Suez Canal issue reprised interest in the North South Corridor being built by India, Russia and Iran as an alternative

Suez Canal issue reprised interest in the North South Corridor being built by India, Russia and Iran as an alternative
The serious disruption caused to traffic flows through the Suez Canal after a container ship went aground, has once again drawn attention to an expanded International North South Corridor (INSTC) as a superior transit option in the years to come.

Russia, Iran, and India have been quietly working on establishing a 7,200 km-long, multimodal trade corridor called INSTC.

As it evolves, the INSTC is adding vital new spurs, fast emerging as a gigantic enterprise, which would link South Asia and West Asia with the beating heart of the Eurasian mainland.

"The North-South corridor is a great option to replace the Suez Canal with a reduction in travel times to 20 days and savings of up to 30 percent," Iranian Ambassador to Russia Kazem Jalali wrote in a three-language post on his Facebook page late Saturday.

The envoy pointed out that the $9 billion damage to the global economy caused by the Ever Given container vessel, that got struck and blocked international shipping, demonstrates that "the need to speed up the completion of infrastructure and the North-South corridor as an alternative to the route through the Suez Canal has become clear and more important than ever."


The ultra-bold INSTC project came into being in 2002, when the transport ministers of Russia, Iran, and India signed an agreement to establish a 7200 kilometer multimodal ship, rail and road-based transport network. Starting from Mumbai, it would head to Moscow via Iran and the Caspian Sea.

Currently, the INSTC is set to spread its radials on a much bigger canvass. Essentially, the new INSTC is a combination of two corridors. One starts as originally conceived, from Mumbai and heads to Bandar Abbas, a famous Iranian port in the Gulf. From here it takes the overland route to Bandar Anzali, which is located on the Caspian Sea coast in the north.

Containers are off-loaded here and shipped along the Caspian to its Russian shore at Astrakhan, which becomes the base of further transportation into Eurasia. Over time, other countries are being networked in this rapidly mutating corridor including Azerbaijan and Armenia, in tune with the rise of Eurasia in the 21 st century.

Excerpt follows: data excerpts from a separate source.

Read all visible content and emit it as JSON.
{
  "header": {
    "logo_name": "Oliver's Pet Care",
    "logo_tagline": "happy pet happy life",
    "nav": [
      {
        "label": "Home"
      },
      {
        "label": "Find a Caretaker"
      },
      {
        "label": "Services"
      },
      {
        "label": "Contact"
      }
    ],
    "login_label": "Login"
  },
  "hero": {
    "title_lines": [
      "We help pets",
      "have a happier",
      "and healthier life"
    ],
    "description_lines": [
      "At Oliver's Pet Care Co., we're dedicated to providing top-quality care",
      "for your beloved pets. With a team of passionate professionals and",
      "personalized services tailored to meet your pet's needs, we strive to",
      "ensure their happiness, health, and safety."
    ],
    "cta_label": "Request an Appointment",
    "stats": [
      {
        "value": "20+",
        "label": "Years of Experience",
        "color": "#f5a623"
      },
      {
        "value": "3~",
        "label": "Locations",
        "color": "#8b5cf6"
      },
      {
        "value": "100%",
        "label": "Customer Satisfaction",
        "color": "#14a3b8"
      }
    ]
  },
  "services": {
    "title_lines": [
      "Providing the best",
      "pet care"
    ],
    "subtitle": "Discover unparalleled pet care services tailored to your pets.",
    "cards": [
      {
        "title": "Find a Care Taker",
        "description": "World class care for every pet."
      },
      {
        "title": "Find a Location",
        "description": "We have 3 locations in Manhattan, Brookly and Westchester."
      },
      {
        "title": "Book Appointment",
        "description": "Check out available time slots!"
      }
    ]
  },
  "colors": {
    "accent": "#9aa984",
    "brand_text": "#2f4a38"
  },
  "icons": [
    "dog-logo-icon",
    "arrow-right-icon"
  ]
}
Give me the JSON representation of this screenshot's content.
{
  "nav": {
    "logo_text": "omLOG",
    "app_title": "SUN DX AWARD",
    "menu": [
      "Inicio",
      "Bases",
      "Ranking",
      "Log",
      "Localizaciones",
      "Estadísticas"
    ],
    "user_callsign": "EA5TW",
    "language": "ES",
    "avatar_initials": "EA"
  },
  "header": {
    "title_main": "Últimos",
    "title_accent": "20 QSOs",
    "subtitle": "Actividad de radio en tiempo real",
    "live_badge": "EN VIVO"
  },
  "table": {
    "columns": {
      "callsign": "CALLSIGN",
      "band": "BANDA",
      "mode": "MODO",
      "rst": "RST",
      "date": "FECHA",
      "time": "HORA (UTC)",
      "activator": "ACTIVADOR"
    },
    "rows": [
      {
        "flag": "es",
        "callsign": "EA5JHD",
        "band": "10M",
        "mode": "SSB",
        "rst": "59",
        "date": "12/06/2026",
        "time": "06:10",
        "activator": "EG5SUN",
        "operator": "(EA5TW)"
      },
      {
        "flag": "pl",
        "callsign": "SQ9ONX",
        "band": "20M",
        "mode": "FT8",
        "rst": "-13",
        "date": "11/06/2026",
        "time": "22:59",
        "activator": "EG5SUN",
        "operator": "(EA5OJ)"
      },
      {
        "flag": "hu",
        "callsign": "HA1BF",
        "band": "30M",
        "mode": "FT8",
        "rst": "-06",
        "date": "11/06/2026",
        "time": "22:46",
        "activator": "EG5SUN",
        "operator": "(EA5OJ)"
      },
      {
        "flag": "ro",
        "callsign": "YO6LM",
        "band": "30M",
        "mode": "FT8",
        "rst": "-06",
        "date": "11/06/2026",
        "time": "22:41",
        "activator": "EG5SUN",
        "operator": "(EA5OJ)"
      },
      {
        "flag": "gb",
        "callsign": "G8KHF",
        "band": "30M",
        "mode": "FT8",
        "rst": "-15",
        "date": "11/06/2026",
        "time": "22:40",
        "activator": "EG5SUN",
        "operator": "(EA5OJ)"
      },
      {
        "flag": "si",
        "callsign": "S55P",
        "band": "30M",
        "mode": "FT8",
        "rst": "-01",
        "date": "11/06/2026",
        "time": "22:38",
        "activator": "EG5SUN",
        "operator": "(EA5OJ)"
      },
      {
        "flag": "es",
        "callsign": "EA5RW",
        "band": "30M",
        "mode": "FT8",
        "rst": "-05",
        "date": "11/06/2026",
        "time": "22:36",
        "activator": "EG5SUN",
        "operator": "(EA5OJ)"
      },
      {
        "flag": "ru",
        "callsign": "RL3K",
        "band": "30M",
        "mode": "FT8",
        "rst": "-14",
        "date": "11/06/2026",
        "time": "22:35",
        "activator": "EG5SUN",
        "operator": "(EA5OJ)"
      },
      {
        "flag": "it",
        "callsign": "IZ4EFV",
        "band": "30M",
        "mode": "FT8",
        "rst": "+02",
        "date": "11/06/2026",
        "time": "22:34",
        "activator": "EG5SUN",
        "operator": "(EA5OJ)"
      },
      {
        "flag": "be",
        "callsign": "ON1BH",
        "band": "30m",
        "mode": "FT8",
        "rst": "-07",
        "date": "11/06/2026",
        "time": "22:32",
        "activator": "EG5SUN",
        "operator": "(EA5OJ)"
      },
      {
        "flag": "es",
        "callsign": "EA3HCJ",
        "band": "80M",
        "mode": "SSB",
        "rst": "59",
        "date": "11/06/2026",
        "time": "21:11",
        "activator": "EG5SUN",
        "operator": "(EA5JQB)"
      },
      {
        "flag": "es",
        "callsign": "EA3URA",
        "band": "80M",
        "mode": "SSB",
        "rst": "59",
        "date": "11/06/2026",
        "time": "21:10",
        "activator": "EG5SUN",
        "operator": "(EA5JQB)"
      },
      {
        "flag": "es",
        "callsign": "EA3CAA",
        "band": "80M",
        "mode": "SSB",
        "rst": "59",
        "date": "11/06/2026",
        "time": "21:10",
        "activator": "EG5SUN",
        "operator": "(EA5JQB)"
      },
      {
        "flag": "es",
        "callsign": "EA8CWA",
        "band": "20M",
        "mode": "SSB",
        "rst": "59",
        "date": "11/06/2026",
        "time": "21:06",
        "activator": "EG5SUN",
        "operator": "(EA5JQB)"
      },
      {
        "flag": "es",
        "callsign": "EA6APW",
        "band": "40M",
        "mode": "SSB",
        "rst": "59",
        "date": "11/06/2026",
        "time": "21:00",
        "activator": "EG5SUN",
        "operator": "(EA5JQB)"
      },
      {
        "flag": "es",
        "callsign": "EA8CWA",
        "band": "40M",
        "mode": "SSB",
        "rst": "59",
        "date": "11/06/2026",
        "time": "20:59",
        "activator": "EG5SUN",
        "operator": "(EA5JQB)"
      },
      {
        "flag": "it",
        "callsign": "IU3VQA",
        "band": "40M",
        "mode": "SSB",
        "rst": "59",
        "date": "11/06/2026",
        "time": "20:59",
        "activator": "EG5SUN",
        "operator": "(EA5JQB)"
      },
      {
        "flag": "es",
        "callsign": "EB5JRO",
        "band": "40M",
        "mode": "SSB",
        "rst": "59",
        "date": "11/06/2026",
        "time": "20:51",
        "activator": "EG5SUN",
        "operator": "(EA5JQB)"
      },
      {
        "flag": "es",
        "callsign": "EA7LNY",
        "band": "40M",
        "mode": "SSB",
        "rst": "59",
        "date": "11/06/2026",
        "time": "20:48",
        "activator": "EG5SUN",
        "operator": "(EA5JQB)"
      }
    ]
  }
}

The second corridor, or the Chabahar route also begins at Mumbai, though Gujarat's upstart Mundra port is now acquiring greater resonance. From India's west coast, the corridor heads to Chabahar, Iran's only Indian Ocean port, which is still a work-in-progress with a vast potential. From Chabahar, in which India is pitching major investment, the route heads towards Afghanistan via Iran's Sistan Baluchistan province along a recent India-built road. Over time, a railway is also envisaged, which will link Chabahar with the Hajigak** iron ore mines in Afghanistan, where India has made major investments.

Planners of the INSTC now want to link the two routes into a giant undertaking that will allow landlocked regions of Eurasia, not only to access the increasingly congested Bandar Abbas, but also the rapidly expanding Chabahar port and route.

Denting allout criticism that India has been wrongly facing about going overboard with the Indo-pacific Quad and abandoning its "strategic autonomy," New Delhi has actually emerged as a strong votary for the twinning of the two routes, with a vast pan-Eurasian reach.

Last month, India and Iran celebrated Chabahar day, where external affairs minister S. Jaishankar proposed the integration of the Chabahar Port with the INSTC. "I am hopeful that during the INSTC Coordination Council meeting, member-states would agree to the expansion of the INSTC route to include the Chabahar Port and also agree on expanding the membership of this project."

To develop the composite route further, Russian and Iranian media have been reporting that serious discussions are underway on the construction of a trans-Iranian canal, running from the Persian Gulf to the Caspian Sea.

Analysts, however, say that the plans for a Russian-Iranian trans-Iranian canal are not new. They first emerged in the late 19th century. Ambitious Russian engineers had then charted blueprints for a navigable canal, which would offer Moscow a shorter path to the Indian Ocean, bypassing the Turkish Straits and Egypt's Suez Canal. But political crises and revolutions in both countries had kept the idea frozen. However, with the Suez route once again demonstrating its vulnerability, the idea of an alternative trade passage may have finally arrived.